The expansion in renewable energy has not only been good for New England Wood Pellet, but for Jaffrey’s local economy. Walker said most of the money the company spends stays in Jaffrey, with over 50 percent of the purchases of raw materials, such as wood chips, made at local businesses. Walker noted that New England Wood Pellet also buys recycled wood pallets from local businesses, and hires many local contractors. “We spend a lot of money on equipment infrastructure,” Walker said. He later added, “Renewable energy in general puts much more back into the economy.”

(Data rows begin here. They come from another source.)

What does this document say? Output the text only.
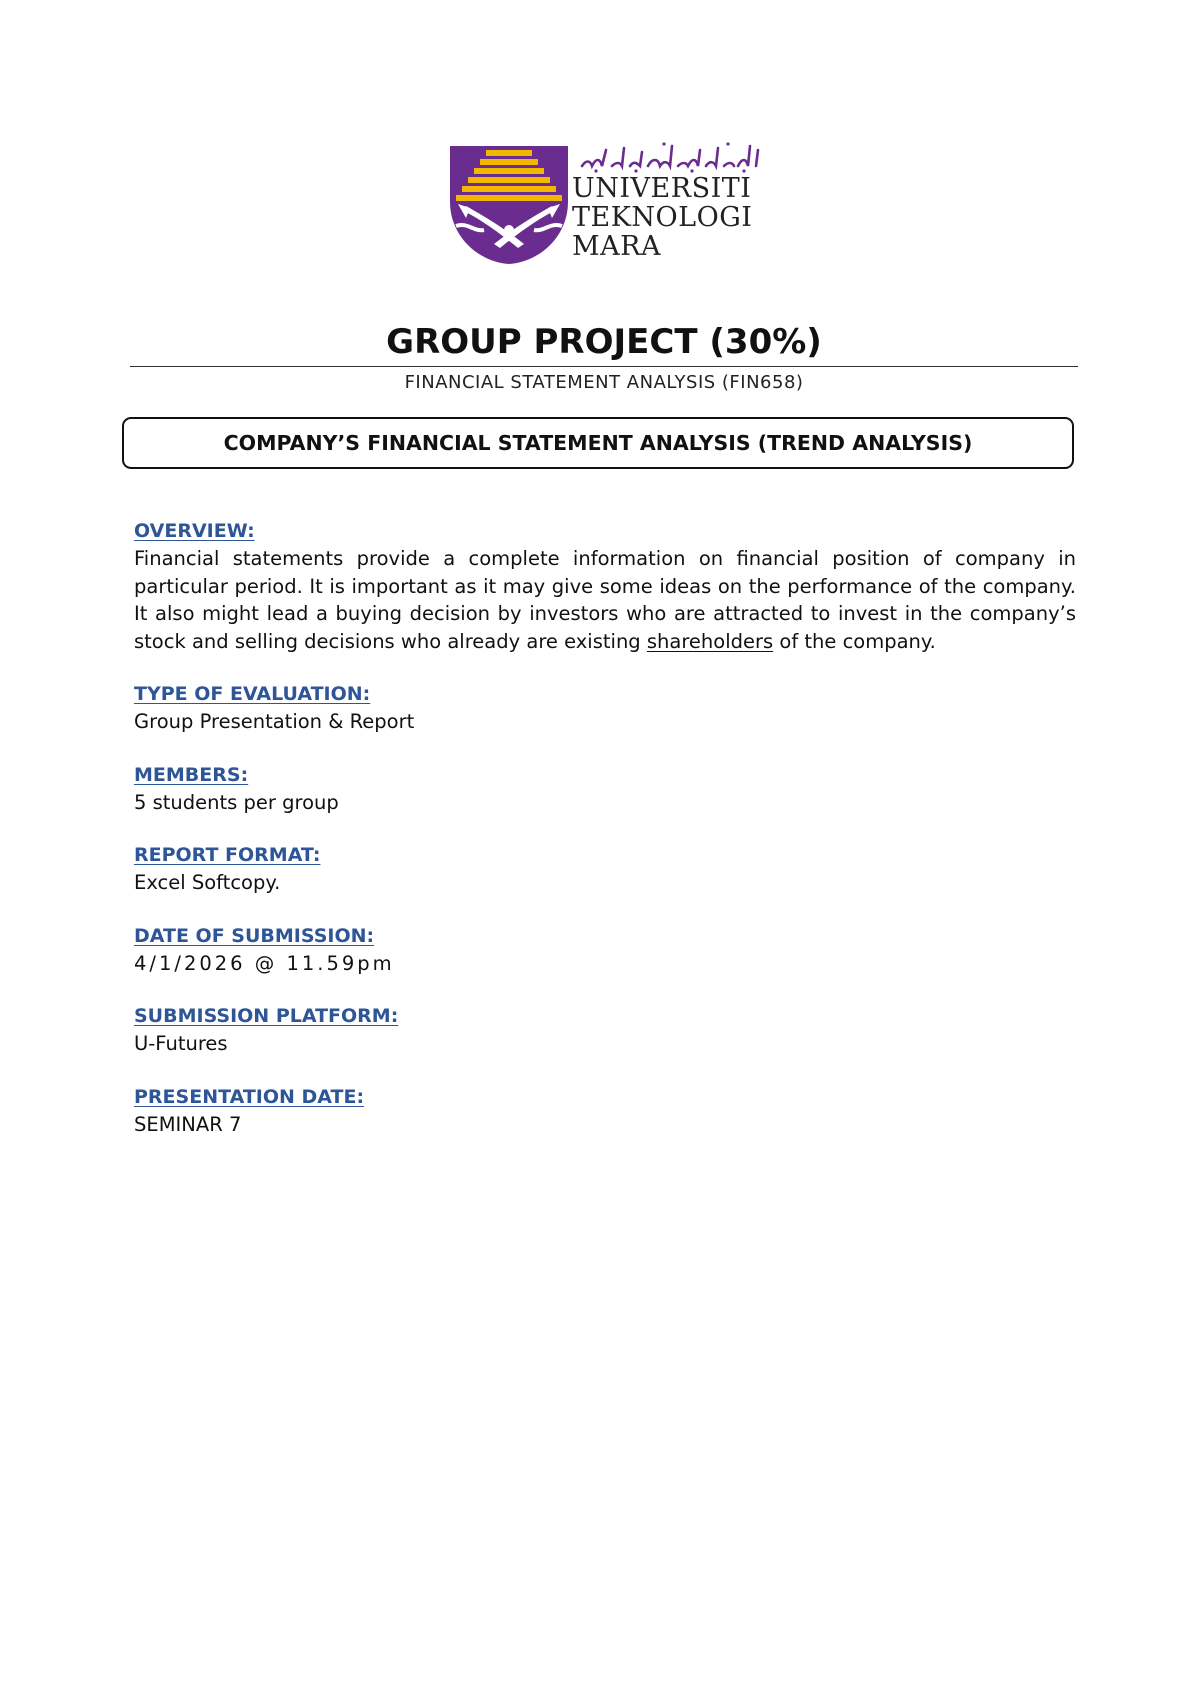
UNIVERSITI
TEKNOLOGI
MARA

GROUP PROJECT (30%)

FINANCIAL STATEMENT ANALYSIS (FIN658)

COMPANY’S FINANCIAL STATEMENT ANALYSIS (TREND ANALYSIS)
OVERVIEW:

Financial statements provide a complete information on financial position of company in particular period. It is important as it may give some ideas on the performance of the company. It also might lead a buying decision by investors who are attracted to invest in the company’s stock and selling decisions who already are existing shareholders of the company.

TYPE OF EVALUATION:

Group Presentation & Report

MEMBERS:

5 students per group

REPORT FORMAT:

Excel Softcopy.

DATE OF SUBMISSION:

4/1/2026 @ 11.59pm

SUBMISSION PLATFORM:

U-Futures

PRESENTATION DATE:

SEMINAR 7
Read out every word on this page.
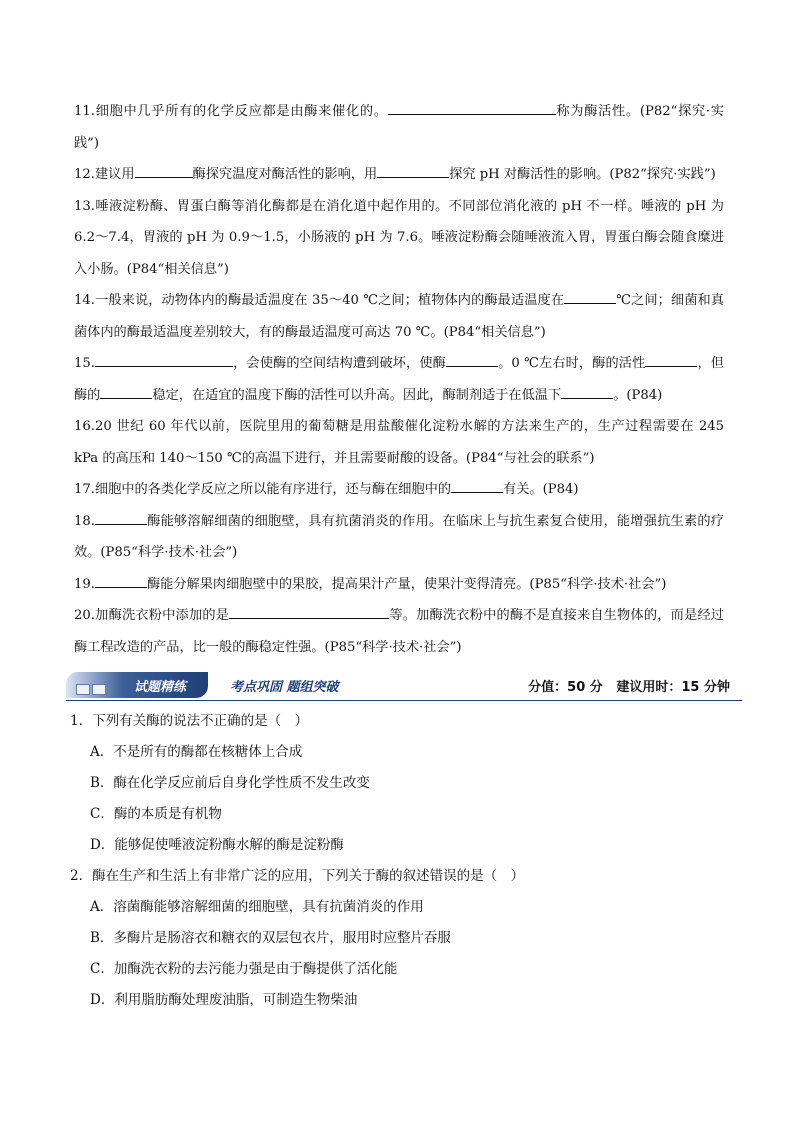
11.细胞中几乎所有的化学反应都是由酶来催化的。	称为酶活性。(P82“探究·实践”)

12.建议用	酶探究温度对酶活性的影响，用	探究 pH 对酶活性的影响。(P82“探究·实践”)

13.唾液淀粉酶、胃蛋白酶等消化酶都是在消化道中起作用的。不同部位消化液的 pH 不一样。唾液的 pH 为 6.2～7.4，胃液的 pH 为 0.9～1.5，小肠液的 pH 为 7.6。唾液淀粉酶会随唾液流入胃，胃蛋白酶会随食糜进入小肠。(P84“相关信息”)

14.一般来说，动物体内的酶最适温度在 35～40 ℃之间；植物体内的酶最适温度在	℃之间；细菌和真菌体内的酶最适温度差别较大，有的酶最适温度可高达 70 ℃。(P84“相关信息”)

15.	，会使酶的空间结构遭到破坏，使酶	。0 ℃左右时，酶的活性	，但酶的	稳定，在适宜的温度下酶的活性可以升高。因此，酶制剂适于在低温下	。(P84)

16.20 世纪 60 年代以前，医院里用的葡萄糖是用盐酸催化淀粉水解的方法来生产的，生产过程需要在 245 kPa 的高压和 140～150 ℃的高温下进行，并且需要耐酸的设备。(P84“与社会的联系”)

17.细胞中的各类化学反应之所以能有序进行，还与酶在细胞中的	有关。(P84)

18.	酶能够溶解细菌的细胞壁，具有抗菌消炎的作用。在临床上与抗生素复合使用，能增强抗生素的疗效。(P85“科学·技术·社会”)

19.	酶能分解果肉细胞壁中的果胶，提高果汁产量，使果汁变得清亮。(P85“科学·技术·社会”)

20.加酶洗衣粉中添加的是	等。加酶洗衣粉中的酶不是直接来自生物体的，而是经过酶工程改造的产品，比一般的酶稳定性强。(P85“科学·技术·社会”)

试题精练	考点巩固 题组突破	分值：50 分 建议用时：15 分钟

1．下列有关酶的说法不正确的是（　）

A．不是所有的酶都在核糖体上合成

B．酶在化学反应前后自身化学性质不发生改变

C．酶的本质是有机物

D．能够促使唾液淀粉酶水解的酶是淀粉酶

2．酶在生产和生活上有非常广泛的应用，下列关于酶的叙述错误的是（　）

A．溶菌酶能够溶解细菌的细胞壁，具有抗菌消炎的作用

B．多酶片是肠溶衣和糖衣的双层包衣片，服用时应整片吞服

C．加酶洗衣粉的去污能力强是由于酶提供了活化能

D．利用脂肪酶处理废油脂，可制造生物柴油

In an email sent Wednesday, Jaffrey Chamber of Commerce President Suzanne Mieso affirmed New England Wood Pellet’s contributions to the local economy. “With its steady expansion in an industry it helped define, New England Wood Pellet currently employs over three dozen people, which provides a big boost to our retail and service sectors,” Mieso wrote. “In addition, New England Wood Pellet is an exemplary corporate citizen with its many donations to benefit local nonprofit organizations.”

In looking at New England Wood Pellet’s history, Walker talked about the highlights of his company. “It was just an amazing experience, given the [company’s] phenomenal growth,” he said. Walker said that when he went to work over the past two decades, he often did a different job everyday. “I thrived off it,” he said.

Walker has a tendency for taking on new challenges that goes back to when he was a teenager. “I started running companies when I was young,” he said, adding that he began his first company at 14 years old and was only 17 when he began hiring. “I love building companies,” Walker said. “I’ve never not had employees since I was 16.”

Walker has a love for a more literal kind of building as well. After being at college for two weeks and not liking it, Walker left school and became a self-taught engineer. “My biggest thing is engineering and designing,” he said. “That’s what I like to do.”

This desire to continuously innovate and improve is one of the reasons Walker backed away from New England Wood Pellet. Feeling he had taken the engineering component of the company as far as it could go, Walker left the rest to Wilson. “Someone like Mark Wilson does a better job than I could in growing the company,” Walker said. He also said the company has a great team to run New England Wood Pellet successfully. “There are employees that have been there a long time and make it all work.” Walker added, “I’m very excited for New England Wood Pellet.”

With his last venture in good hands, Walker is moving on to new projects. After taking some time off, Walker has become involved in two start-up companies, one of which he is collaborating on with former U.S. Rep. Charlie Bass. Walker declined to comment on what type of companies these were until they get off the ground. “Right now it’s pretty quiet,” he said.

Walker did say that the kind of projects he’d liked to be involved with are generally for the good of the environment, or involve giving back somehow. “That’s always been important to me,” he said.